In questi giorni si è molto parlato di «ex Cirielli» e di prescrizioni, qui abbiamo un processo per fatti gravissimi, destinato già in partenza a non arrivare al traguardo. Forse è un buon esempio per parlare di ciò che non va nel sistema penale...
«La “ex Cirielli” aggraverà le cose in un quadro già difficile. La riforma della procedura penale ha allungato i processi lasciando immutati i tempi di prescrizione. Prendiamo ad esempio il tribunale di Genova, con cinque collegi giudicanti, tutti impegnati in processi che richiedono anni di dibattimento. È chiaro che già così siamo alla paralisi e la nuova legge renderà drammatica una situazione già disperata».

Eppure, dei tre processi in corso per i fatti del G8, probabilmente l'unico che arriverà a una sentenza definitiva è quello che riguarda i manifestanti...
«Il rischio è questo, anche perché in quel caso si è contestata la devastazione e il saccheggio, reati che hanno un tempo di prescrizione più lungo».

Conclusione? Il problema delle prescrizioni esiste a prescindere dalla “Cirielli”?
«Diciamo che questa legge risponde a una precisa logica che non vuole che si processi la classe dirigente. È una norma che si applica agli incensurati. E chi sono in genere gli incensurati, se non appunto i colletti bianchi?»

Che per giunta con questa legge resteranno incensurati a vita, dato che i loro reati saranno sistematicamente prescritti?
«Si aggraverà quel meccanismo che abbiamo già visto con Tangentopoli. La maggior parte di quei processi si è comunque prescritta. Ma Tangentopoli era stato un ultimo tentativo, da parte della magistratura, di affermare un principio di legalità, uguale verso tutti i cittadini. Tentativo fallito perché manca, nella classe politica, la volontà di affermare questo principio».
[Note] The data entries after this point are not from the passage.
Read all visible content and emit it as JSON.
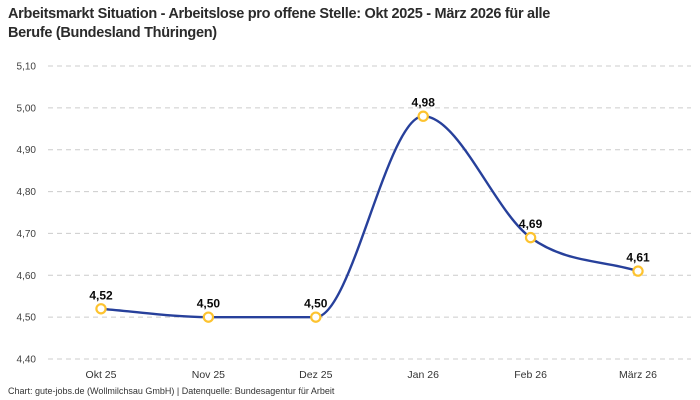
{
  "title": {
    "line1": "Arbeitsmarkt Situation - Arbeitslose pro offene Stelle: Okt 2025 - März 2026 für alle",
    "line2": "Berufe (Bundesland Thüringen)"
  },
  "footer": "Chart: gute-jobs.de (Wollmilchsau GmbH) | Datenquelle: Bundesagentur für Arbeit",
  "colors": {
    "line": "#27409b",
    "marker_stroke": "#fdc32f",
    "marker_fill": "#ffffff",
    "grid": "#cccccc",
    "background": "#ffffff"
  },
  "chart_data": {
    "type": "line",
    "title": "Arbeitsmarkt Situation - Arbeitslose pro offene Stelle: Okt 2025 - März 2026 für alle Berufe (Bundesland Thüringen)",
    "categories": [
      "Okt 25",
      "Nov 25",
      "Dez 25",
      "Jan 26",
      "Feb 26",
      "März 26"
    ],
    "values": [
      4.52,
      4.5,
      4.5,
      4.98,
      4.69,
      4.61
    ],
    "value_labels": [
      "4,52",
      "4,50",
      "4,50",
      "4,98",
      "4,69",
      "4,61"
    ],
    "y_ticks": [
      "5,10",
      "5,00",
      "4,90",
      "4,80",
      "4,70",
      "4,60",
      "4,50",
      "4,40"
    ],
    "y_tick_values": [
      5.1,
      5.0,
      4.9,
      4.8,
      4.7,
      4.6,
      4.5,
      4.4
    ],
    "ylim": [
      4.4,
      5.1
    ],
    "xlabel": "",
    "ylabel": "",
    "grid": "horizontal-dashed",
    "legend": "none",
    "curve": "smooth-monotone",
    "source": "Bundesagentur für Arbeit"
  }
}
La classe politica che attualmente governa il Paese ha approvato una serie di leggi ad personam che la sinistra, se diventerà maggioranza, dovrà abolire. Questo almeno è ciò che chiede anche l'Anm e che lo stesso Prodi ha annunciato.
«Io mi auguro che questo avvenga e mi fa piacere il fatto che Prodi lo abbia promesso, ma francamente ho qualche dubbio. Sarei pronto a scommettere che ci saranno tentennamenti rispetto agli interventi radicali di cui ci sarebbe bisogno. Credo che sia necessario un ripensamento globale della giustizia penale e una revisione delle norme processuali e procedurali, ma tutto si intreccia col problema di una diffusa illegalità. Prendiamo la Svezia: lì molti reati sono puniti con sanzioni pecuniarie ancorate al reddito, ma da noi una norma del genere provocherebbe solo nuove sperequazioni, visto che è estremamente difficile accertare la reale consistenza dei redditi. Oppure pensiamo al patrocinio gratuito per i non abbienti. È una grande norma di civiltà, ma il risultato è che celebriamo processi per mafia in cui intere associazioni criminali hanno difese pagate dalla collettività, dato che un mafioso normalmente non fa la dichiarazione dei redditi. Tutte le strade, come vede, sono lastricate dal diavolo».